Momentos de decisão.
O que fazer, por onde começar e a constatação de nunca estar preparado para situações fora das habituais.
Nós.
A patroa, a secretária doméstica, a vizinha, o porteiro do prédio em frente.
Até os bombeiros que não atenderam aos apelos aflitos.
Um spoiler para antecipar a ausência de vítimas e como diz a mocinha da TV, a ocorrência apenas de danos materiais.
E as lições que ficam.
Para quem desligou a energia da própria casa e empunhou a mangueira de 30 metros e jorro forte, mas não deixou de ser admoestado.
–Não se usa água em incêndio elétrico.
Deve ser crença de quem não acredita em intervenções precoces.
Custa tentar, ou a Ciência preconiza, deixar arder a febre até precisar de tubos, irrigadores e hidrantes?
No início do curto-circuito, energia cortada, a queima de material plástico pode ser resolvida com o precioso e ainda abundante líquido.
Depois, que venham os estudos duplo-cegos para comprovar a observação e a experiência pessoal no caso bem-sucedido.
As imagens dos soldados do fogo aguando prédios vizinhos quando o foco do incêndio foge do controle, no resfriamento do patrimônio ameaçado, resgatou a sensação ancestral de macaco alpha, com o peito inflado de fuligem.
Nestas horas, também aflora o saudosismo da falta que fazem os extintores que não equipam mais os automóveis.
E marca o imobilismo do guardião do prédio em trazer a solidariedade de vizinho, na espuma anti-chamas que em condomínio tão chic, não deve faltar.
Que seja revogada a norma para o combate ao fogo de origem na rede elétrica.
E pelo menos que não digam os bombeiros, que só se deslocam a pedido da companhia energética.
Ou com a casa rendida.
Que se reconheça, a empresa da força e da luz atende prontamente os chamados.
Pelo WhatsApp, na voz de telefonista-robô, com a precisão da hora marcada para a chegada, em até seis horas, previstas.
O episódio isolado também serve de argumento para a utilidade das máscaras.
Em ambientes esfumaçados, têm serventia, mas na prática, na hora matinal, no arrabalde, ninguém lembrou do acessório então obrigatório, ainda tão habitual.

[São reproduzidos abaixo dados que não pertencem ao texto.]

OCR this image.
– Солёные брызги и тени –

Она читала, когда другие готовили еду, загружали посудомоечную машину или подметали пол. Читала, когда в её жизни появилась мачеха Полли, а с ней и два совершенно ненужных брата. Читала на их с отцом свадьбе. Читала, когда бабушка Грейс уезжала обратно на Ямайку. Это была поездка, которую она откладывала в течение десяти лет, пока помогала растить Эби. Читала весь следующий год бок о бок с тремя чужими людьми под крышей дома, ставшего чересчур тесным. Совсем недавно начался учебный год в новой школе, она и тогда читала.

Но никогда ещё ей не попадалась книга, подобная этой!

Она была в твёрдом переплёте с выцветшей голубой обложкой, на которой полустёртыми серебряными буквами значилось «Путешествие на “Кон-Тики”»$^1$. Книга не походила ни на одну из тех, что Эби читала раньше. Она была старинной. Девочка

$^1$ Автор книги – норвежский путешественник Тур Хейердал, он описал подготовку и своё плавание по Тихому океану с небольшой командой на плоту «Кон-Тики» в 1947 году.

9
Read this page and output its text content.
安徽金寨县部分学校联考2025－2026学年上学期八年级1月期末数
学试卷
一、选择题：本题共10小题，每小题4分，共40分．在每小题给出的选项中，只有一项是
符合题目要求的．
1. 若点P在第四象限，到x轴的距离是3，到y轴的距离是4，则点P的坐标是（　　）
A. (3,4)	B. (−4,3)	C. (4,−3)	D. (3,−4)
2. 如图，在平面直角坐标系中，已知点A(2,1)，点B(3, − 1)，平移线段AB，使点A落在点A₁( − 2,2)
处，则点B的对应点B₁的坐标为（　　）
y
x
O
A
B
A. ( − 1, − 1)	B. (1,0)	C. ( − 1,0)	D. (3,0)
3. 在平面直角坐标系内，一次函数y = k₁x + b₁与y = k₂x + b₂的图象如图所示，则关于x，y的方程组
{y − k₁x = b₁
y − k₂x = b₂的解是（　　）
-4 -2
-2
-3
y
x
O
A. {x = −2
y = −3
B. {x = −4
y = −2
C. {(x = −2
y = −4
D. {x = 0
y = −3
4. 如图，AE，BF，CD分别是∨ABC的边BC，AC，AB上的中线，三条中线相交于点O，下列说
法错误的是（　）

No rescaldo das cinzas, a intrusa lembrança, há tempos jogada num canto da memória, para o título do texto, no apelido de um colega de internato.
Nas suas simulações de combate aos incêndios, todas as noites, os lençóis encharcados de urina e vergonha, secando ao sol, no bullying que ainda não sabíamos existir, a auto-homenagem ao herói da madrugada.
(A publicação original, de 21/08/2020, sofreu reparos exigidos pelos novos limites da liberdade de expressão).